Now something else is coming up at the regional level which should spur India and Pakistan not to create mischief for each other. They are both threatened by the region’s changing ecology; and Kashmir could be the axial factor in their solution of it. Climate change has decreased the water discharge from the catchment areas located in Kashmir. Ground-water levels down-river in Pakistan are declining at an alarming speed. “Separatist” provincial passions in Pakistan are raising their ugly head based on water. In Sindh, sub-nationalism is also based on the annulment of the Indus Waters Treaty.

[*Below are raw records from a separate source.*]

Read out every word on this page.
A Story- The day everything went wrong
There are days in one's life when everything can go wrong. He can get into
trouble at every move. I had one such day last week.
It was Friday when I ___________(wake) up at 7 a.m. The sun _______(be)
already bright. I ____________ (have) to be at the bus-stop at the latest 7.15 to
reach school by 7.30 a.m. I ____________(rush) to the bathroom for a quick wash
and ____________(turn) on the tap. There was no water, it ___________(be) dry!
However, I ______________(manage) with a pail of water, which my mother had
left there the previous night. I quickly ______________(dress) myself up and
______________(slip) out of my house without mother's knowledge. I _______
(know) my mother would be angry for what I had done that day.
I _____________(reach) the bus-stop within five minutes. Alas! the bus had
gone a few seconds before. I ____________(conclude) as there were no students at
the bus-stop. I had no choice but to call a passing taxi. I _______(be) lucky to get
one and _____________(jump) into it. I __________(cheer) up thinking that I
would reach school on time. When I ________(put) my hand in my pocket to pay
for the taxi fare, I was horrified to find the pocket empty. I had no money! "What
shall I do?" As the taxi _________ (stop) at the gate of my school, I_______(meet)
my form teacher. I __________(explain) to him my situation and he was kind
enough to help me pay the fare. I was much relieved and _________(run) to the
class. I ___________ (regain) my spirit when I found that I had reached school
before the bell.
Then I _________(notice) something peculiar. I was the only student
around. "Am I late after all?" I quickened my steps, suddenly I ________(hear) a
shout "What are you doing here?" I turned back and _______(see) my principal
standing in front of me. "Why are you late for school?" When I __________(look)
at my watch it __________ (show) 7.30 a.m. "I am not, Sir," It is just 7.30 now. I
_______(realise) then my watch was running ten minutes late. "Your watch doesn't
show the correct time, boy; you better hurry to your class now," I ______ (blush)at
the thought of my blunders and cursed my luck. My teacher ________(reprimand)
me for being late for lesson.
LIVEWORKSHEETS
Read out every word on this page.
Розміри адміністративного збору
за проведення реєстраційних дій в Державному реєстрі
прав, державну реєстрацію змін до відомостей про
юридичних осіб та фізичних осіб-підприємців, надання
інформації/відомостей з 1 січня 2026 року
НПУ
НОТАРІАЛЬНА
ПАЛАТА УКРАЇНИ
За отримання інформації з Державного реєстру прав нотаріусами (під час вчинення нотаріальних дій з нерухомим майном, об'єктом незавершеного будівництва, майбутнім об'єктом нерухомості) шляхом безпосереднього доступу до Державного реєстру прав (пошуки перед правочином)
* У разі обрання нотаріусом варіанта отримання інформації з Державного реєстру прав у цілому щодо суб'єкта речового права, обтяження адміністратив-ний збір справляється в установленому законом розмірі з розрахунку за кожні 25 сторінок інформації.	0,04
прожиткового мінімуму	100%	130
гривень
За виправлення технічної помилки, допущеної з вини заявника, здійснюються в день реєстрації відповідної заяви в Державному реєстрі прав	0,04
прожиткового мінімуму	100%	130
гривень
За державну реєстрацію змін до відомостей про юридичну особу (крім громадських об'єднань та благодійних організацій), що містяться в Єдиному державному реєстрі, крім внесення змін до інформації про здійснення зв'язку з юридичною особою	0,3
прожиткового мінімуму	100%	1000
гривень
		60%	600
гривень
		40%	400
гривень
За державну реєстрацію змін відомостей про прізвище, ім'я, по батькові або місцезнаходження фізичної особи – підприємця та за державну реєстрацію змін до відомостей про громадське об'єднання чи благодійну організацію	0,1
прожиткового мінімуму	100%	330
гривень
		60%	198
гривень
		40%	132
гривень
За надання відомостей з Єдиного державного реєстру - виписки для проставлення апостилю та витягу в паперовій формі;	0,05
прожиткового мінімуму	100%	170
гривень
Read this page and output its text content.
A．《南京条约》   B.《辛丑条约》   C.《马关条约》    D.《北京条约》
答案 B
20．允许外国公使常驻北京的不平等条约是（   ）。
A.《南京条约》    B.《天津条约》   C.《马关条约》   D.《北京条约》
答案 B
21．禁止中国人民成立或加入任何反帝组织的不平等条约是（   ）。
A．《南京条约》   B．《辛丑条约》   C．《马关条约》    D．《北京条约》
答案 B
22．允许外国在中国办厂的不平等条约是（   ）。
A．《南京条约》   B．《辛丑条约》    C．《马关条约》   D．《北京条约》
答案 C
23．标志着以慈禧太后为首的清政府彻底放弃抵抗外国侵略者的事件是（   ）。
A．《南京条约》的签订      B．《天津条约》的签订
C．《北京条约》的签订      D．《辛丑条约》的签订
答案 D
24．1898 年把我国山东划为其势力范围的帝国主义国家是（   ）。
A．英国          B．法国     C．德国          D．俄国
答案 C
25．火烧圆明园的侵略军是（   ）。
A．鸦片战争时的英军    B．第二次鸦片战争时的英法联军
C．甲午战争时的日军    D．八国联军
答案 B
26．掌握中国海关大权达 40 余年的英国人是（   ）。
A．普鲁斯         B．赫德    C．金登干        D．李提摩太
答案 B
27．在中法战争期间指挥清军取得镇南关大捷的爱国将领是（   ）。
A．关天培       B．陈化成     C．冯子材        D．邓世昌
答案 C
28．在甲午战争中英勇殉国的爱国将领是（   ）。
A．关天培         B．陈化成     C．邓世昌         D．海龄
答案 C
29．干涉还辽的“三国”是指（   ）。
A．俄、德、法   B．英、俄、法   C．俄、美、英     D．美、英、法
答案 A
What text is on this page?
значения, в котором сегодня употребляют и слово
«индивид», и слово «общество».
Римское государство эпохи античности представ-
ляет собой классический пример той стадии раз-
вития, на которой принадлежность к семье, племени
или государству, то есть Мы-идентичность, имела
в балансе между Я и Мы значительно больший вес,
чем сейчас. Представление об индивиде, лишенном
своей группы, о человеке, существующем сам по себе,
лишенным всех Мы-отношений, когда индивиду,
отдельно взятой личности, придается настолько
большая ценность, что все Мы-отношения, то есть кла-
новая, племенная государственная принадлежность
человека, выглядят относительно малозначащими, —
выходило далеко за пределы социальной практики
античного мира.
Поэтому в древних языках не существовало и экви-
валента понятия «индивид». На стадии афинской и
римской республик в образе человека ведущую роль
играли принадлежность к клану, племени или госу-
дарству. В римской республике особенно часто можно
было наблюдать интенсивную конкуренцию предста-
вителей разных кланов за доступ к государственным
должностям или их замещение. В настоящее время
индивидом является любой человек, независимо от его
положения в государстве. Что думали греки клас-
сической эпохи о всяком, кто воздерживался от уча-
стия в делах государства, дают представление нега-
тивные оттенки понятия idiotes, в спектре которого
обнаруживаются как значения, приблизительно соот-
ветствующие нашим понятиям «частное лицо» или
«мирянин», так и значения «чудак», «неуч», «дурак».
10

An “independent” Kashmir too is bound to reject the Treaty, refusing to inherit it as a successor state. Pakistan should also keep in mind that an “independent Jammu & Kashmir” may include Azad Jammu and Kashmir. Those who look closely at the changing voices behind the “Kashmir cause” in Pakistan should have noticed the new emphasis on “waters” as the cause of next war between Pakistan and India. All lower riparians look with suspicion at the upper riparians and the hawks in Pakistan are threatening war — even a nuclear one — over them. International law actually accepts stoppage of water by the upper riparian as casus belli.
Therefore India and Pakistan need to normalise their bilateral equation in the near future and take another look at the problems that are already making Kashmir more complex than it was in the past. It is no longer the either/or handover of the territory to the wrangling states. New Delhi and Islamabad have to agree on a comprehensive programme against the changing climatic patterns and on the future energy map of the region which will be realistic only if the two states decide to become interdependent.